En el ya lejano 2008, Erick Benites (Lima, 1979) debutó con un libro de cuentos, “Caja negra”, de mínima repercusión. Más de una década debió transcurrir para que retornara con una nueva entrega. Se trata de una sorprendente novela de hermoso título: “El futuro es una máquina que nunca se apaga”. Su lectura delata una carga emocional y vivencial caudalosa y a la vez dosificada, perturbadora en su planteamiento y al mismo tiempo minuciosamente meditada como artefacto narrativo.
Estamos ante una fábula sobre la orfandad. En primer lugar, una orfandad privada, la del narrador, un muchacho que ha perdido a su padre, devorado por un cáncer que no le ha permitido ni siquiera abrazarlo por vez postrera, y que busca, sin éxito, una figura que lo reemplace. En el segundo, una orfandad colectiva: la de un grupo de muchachos desconcertados cuyas existencias se debaten entre la angustia y una pulsión de muerte que los acompaña como una sombra inevitable.
Hay aquí un testimonio generacional interpelador de acentos confesionales. Muy pocos escritores peruanos de estos últimos años han conseguido atrapar la malsana y tediosa atmósfera de la década de los noventa en el Perú, como ocurre en esta novela. Lo notable es que Benites no acomete este propósito a través de una crónica de época, sino que la restaura mediante metáforas y símbolos poderosos y atractivos, muchos de ellos inesperados y certeros. El autor capta con puntería e inteligencia el primitivo rostro del tiempo que retrata, graficado en esas máquinas de grabación de audio y video que mantienen el mundo de sus protagonistas a flote. Hace de cada escena algo tan borroso, misterioso y triste como las imágenes de una vieja cinta de video que hallamos de casualidad en medio de una mudanza. Ese ambiente sórdido y frustrante que recorre este libro, y que es puntuado por reflexiones lúcidas e inasequibles al efectismo es una importante conquista. Hay párrafos que, más que impecables, son atrevidos y peligrosos porque se inmiscuyen y revuelven los trágicos remolinos de la condición humana en los que, de tanto asomarnos, podemos caer para jamás regresar.

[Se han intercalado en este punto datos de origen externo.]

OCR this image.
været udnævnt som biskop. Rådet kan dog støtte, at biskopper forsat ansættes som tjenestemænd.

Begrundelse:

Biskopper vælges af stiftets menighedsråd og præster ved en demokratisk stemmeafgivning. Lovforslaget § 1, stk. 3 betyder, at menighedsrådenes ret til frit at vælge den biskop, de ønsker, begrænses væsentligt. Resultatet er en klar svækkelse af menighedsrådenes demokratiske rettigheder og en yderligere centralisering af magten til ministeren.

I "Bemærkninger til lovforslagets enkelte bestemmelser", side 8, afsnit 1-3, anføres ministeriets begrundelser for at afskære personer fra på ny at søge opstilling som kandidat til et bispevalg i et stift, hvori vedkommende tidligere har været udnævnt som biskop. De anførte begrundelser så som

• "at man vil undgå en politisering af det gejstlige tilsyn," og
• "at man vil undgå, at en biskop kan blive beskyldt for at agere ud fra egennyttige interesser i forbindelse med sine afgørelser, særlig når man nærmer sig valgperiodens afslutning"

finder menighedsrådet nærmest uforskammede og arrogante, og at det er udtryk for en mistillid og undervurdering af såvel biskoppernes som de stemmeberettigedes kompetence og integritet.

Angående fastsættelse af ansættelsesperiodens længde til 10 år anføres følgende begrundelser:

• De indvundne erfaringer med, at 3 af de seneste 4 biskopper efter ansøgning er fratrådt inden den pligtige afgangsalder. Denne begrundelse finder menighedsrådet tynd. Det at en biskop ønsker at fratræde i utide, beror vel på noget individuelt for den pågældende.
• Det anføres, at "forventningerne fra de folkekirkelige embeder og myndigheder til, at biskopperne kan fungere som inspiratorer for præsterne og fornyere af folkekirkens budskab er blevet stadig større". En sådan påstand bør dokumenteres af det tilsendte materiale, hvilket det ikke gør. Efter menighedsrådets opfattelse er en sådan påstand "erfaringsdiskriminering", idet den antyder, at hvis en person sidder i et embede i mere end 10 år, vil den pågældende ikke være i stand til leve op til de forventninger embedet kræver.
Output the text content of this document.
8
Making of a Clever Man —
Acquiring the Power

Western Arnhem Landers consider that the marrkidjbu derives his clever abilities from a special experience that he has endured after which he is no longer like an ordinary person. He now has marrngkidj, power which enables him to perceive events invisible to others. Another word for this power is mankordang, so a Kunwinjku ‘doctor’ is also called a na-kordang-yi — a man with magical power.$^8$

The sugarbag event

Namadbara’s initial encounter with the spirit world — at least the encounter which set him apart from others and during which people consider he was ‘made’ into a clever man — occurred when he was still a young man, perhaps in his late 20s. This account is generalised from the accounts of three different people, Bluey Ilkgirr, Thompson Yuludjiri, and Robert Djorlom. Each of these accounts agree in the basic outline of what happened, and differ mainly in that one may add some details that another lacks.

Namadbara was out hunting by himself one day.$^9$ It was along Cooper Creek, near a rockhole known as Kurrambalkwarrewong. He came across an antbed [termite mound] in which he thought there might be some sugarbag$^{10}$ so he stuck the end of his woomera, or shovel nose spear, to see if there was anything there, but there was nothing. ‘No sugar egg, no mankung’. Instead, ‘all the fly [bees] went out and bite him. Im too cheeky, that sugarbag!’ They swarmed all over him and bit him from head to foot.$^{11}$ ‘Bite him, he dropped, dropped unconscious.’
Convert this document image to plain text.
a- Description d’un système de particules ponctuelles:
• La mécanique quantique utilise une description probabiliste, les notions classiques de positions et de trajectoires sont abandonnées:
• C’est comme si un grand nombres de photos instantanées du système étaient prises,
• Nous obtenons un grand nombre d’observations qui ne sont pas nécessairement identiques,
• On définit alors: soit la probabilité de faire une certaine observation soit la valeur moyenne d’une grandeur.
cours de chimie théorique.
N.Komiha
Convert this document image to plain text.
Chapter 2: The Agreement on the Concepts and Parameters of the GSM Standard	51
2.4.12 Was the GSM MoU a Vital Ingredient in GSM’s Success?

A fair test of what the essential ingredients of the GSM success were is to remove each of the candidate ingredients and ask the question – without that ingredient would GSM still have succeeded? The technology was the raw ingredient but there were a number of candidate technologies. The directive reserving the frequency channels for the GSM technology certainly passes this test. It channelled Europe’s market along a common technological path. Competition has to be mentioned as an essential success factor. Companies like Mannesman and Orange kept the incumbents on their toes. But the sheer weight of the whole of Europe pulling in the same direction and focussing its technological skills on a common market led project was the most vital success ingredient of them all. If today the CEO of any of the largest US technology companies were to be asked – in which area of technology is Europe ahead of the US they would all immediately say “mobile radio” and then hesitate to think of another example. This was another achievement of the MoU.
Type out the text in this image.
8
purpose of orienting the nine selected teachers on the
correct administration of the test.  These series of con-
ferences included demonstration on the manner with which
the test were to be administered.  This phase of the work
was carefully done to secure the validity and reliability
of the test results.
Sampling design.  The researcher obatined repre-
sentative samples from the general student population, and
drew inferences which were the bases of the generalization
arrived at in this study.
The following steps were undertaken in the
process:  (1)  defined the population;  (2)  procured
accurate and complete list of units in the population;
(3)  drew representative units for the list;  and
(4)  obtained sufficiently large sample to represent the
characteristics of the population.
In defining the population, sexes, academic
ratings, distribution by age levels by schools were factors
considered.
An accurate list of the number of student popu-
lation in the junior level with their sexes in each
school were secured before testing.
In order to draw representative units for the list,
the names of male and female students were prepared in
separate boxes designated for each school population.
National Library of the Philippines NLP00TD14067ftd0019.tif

Igualmente es destacable su trabajo con los personajes de esta historia. El ominoso Javier es un ser que escarapela al lector. Su absoluto desinterés por los sentimientos de sus semejantes, la frialdad cotidiana con la que tortura a los indefensos y débiles, su indoblegable cinismo, la manera en que su elusiva personalidad va formando parte del espanto que cubre el centro de la narración quita el aliento. Algo similar puede decirse de Mauricio, víctima y victimario de sí mismo: bastan unas pocas pinceladas para que su silueta no desaparezca más de la memoria. Mauricio encarna fielmente a nuestra generación: alguien que prometía ser muchas cosas, pero después de enfrentar el tamiz de la realidad se convierte en ceniza, en aire, en nada.
Vale incidir en otro de los méritos de esta novela: la reconstrucción de un mundo infantil enmarcado en una época de crisis. Se reproducen el miedo primordial, los pequeños anhelos, aquella incomprensión de una realidad adulta a la que no se está preparado para ingresar, aunque las circunstancias impelen a hacerlo de todos modos. Es conmovedor el tratamiento de esa infancia ochentera en la que la soledad y la desolación reinan y se imponen al candor y a la ternura. Porque, aunque no lo parezca, en este libro hay candor y ternura debajo de ese grisáceo relente de amargura y derrota, como sucede en las buenas novelas capaces de emular la contradictoria y feble materia por la que estamos compuestos.